Pakistan makamlarının açıklaması Ladin orada mıydı, vallahi bilmiyorduk şeklinde oldu. Bunu bildiği için ABD, Abboutabad kasabasında Ladin'in kaldığı villaya baskın yaparken, Pakistan makamlarına haber vermedi. 


Diyeceğim şu ki Pakistan, Türkiye'ye de aynı oyunu oynayabilir. Taliban'a Kâbil havaalanını bombalatıp sonra vallahi bilmiyorduk, Taliban kendi başına yapmış, diyebilir.

Unutmayın, Türkiye ile Pakistan arasındaki kardeşlik bağları duygulara dayanan bir kardeşlik, henüz gerçek bir testten geçmiş değil. O yüzden Türkiye'nin son derece dikkatli olması gerekiyor. 


Size gereğinden fazla samimi davranan insanlara her zaman dikkat etmelisiniz. En öldürücü darbe, en yakınınızdakinden gelebilir. Türkiye ile Pakistan arasındaki sözde kardeşlik söylemleri bana fazla abartılı geliyor.

Unutmayın, ülkeler arasındaki ilişkileri duygular değil, çıkarlar belirler. Ve Afganistan'da Türkiye ile Pakistan'ın çıkarları birbirine ters.

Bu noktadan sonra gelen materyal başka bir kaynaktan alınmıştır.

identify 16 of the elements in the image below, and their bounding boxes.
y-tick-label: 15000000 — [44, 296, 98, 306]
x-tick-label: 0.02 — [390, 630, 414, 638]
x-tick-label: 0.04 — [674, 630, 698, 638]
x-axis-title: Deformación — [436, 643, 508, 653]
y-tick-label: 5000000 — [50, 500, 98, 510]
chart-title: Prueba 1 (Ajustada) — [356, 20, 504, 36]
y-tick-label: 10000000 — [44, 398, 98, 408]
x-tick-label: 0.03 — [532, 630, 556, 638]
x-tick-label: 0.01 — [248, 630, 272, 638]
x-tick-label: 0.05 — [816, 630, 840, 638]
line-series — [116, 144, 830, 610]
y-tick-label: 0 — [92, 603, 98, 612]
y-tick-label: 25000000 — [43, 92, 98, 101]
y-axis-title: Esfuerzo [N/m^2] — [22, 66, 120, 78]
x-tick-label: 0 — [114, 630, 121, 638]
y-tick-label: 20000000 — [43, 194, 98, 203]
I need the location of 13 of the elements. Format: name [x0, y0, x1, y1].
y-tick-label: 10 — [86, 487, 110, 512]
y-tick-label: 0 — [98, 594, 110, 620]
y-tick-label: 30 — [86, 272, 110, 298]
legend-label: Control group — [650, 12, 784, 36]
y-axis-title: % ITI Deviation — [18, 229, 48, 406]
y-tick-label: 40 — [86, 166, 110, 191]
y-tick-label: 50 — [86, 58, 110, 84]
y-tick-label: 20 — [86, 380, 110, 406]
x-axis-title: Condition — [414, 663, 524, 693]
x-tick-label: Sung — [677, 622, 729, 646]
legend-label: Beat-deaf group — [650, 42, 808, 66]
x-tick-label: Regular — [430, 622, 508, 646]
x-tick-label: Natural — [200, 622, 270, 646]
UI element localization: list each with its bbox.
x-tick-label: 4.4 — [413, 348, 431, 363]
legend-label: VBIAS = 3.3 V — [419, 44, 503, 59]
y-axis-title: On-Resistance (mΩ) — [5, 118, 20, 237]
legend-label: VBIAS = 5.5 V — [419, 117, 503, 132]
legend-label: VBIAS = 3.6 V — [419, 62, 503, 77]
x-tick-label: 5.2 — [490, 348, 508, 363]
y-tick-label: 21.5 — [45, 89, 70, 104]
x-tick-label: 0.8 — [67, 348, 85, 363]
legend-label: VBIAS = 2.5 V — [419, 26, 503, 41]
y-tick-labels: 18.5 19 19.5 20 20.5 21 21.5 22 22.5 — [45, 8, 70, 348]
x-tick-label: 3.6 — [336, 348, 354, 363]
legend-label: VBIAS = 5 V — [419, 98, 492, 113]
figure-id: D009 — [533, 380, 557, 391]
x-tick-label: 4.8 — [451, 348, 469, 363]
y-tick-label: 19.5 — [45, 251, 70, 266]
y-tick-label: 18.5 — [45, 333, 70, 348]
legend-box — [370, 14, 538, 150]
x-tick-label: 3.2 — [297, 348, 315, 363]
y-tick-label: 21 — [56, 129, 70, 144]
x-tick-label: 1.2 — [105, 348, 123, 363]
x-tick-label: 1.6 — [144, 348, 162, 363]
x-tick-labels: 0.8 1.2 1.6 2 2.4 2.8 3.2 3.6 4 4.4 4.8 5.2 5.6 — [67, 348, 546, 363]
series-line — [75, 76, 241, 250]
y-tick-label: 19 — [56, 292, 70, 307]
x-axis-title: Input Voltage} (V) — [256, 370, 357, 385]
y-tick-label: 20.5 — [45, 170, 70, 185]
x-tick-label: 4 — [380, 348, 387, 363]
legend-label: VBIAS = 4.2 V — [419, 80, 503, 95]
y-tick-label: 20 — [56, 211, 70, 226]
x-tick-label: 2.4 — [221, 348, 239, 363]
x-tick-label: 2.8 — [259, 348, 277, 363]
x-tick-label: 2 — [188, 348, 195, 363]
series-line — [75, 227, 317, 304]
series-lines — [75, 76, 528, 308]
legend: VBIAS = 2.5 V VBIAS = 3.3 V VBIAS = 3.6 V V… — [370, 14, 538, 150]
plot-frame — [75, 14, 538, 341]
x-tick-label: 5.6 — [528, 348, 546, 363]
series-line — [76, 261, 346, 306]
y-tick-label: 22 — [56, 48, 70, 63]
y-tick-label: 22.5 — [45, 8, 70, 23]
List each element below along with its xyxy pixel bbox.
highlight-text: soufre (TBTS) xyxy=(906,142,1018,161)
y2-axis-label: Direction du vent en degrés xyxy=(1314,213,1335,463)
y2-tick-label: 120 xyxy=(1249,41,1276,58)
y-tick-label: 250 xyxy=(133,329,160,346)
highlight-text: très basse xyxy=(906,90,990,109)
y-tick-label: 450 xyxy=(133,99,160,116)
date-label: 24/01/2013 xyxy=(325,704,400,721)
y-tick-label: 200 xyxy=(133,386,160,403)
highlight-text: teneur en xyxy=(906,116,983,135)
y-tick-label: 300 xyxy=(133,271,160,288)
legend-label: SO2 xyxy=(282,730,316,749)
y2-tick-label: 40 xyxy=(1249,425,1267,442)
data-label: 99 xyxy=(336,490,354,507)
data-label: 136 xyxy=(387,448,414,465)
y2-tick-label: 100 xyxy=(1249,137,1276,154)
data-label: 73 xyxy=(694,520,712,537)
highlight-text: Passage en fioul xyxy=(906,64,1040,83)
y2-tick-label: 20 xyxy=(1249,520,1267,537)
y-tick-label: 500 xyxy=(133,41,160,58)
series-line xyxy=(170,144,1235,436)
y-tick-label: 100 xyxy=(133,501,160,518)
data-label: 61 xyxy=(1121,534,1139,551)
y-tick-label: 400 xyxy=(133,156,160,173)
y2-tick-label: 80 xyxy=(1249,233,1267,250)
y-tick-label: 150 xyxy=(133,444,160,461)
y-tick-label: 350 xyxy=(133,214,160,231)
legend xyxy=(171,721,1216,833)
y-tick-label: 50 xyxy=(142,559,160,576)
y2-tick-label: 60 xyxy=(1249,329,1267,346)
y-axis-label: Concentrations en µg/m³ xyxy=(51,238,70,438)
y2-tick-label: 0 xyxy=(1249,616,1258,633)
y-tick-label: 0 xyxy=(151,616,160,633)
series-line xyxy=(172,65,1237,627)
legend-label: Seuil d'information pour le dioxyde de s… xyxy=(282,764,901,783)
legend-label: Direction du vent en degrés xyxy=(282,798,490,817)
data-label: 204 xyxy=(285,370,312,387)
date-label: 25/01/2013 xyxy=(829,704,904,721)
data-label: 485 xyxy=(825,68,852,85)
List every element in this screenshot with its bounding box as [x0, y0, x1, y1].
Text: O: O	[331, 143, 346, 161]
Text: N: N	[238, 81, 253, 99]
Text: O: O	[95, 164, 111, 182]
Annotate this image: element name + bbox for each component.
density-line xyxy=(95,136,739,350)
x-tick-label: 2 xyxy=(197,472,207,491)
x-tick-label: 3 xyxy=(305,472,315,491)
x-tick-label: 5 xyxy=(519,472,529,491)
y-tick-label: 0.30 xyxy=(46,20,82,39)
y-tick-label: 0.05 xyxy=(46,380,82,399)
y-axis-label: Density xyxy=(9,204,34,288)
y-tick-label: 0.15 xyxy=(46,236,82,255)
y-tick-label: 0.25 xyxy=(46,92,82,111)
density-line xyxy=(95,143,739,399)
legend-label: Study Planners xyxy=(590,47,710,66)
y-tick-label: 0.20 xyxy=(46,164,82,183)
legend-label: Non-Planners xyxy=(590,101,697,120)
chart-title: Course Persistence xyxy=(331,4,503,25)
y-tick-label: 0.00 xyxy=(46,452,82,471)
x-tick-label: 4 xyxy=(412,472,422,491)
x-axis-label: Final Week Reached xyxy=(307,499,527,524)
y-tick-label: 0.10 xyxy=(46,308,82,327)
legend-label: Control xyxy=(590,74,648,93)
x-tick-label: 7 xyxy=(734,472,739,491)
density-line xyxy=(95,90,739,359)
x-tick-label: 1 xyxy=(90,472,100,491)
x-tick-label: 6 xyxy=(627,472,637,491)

Pakistan, hamisi olduğu Taliban'ın ülkeye hakim olmasını isterken, uluslararası toplum, bu arada Türkiye, Afganistan'da tüm tarafların üzerinde uzlaşabileceği kalıcı bir barıştan ve tüm etnik grupları kapsayan ortak ve adil bir yönetimin kurulmasından yana. 


Türkiye'nin Afganistan'da dikkat etmesi gereken bir başka ülke, İran. Görünürde İran ile Türkiye arasında bir sorun olmasa da iki ülke, Suriye'den Irak'a, Dağlık Karabağ'dan Libya'ya kadar her konuda birbirriyle karşı karşıya.

İran, tâ Osmanlı zamanından beri Türkiye'yi bir rakip olarak görüyor. Hatırlayın, Osmanlı'dan Cumhuriyet'e kadar Türkiye'nin İran'la ilişkileri hiçbir zaman iki komşuya yakışır bir tarzda olmadı, en iyimser ifadeyle dostça değildi.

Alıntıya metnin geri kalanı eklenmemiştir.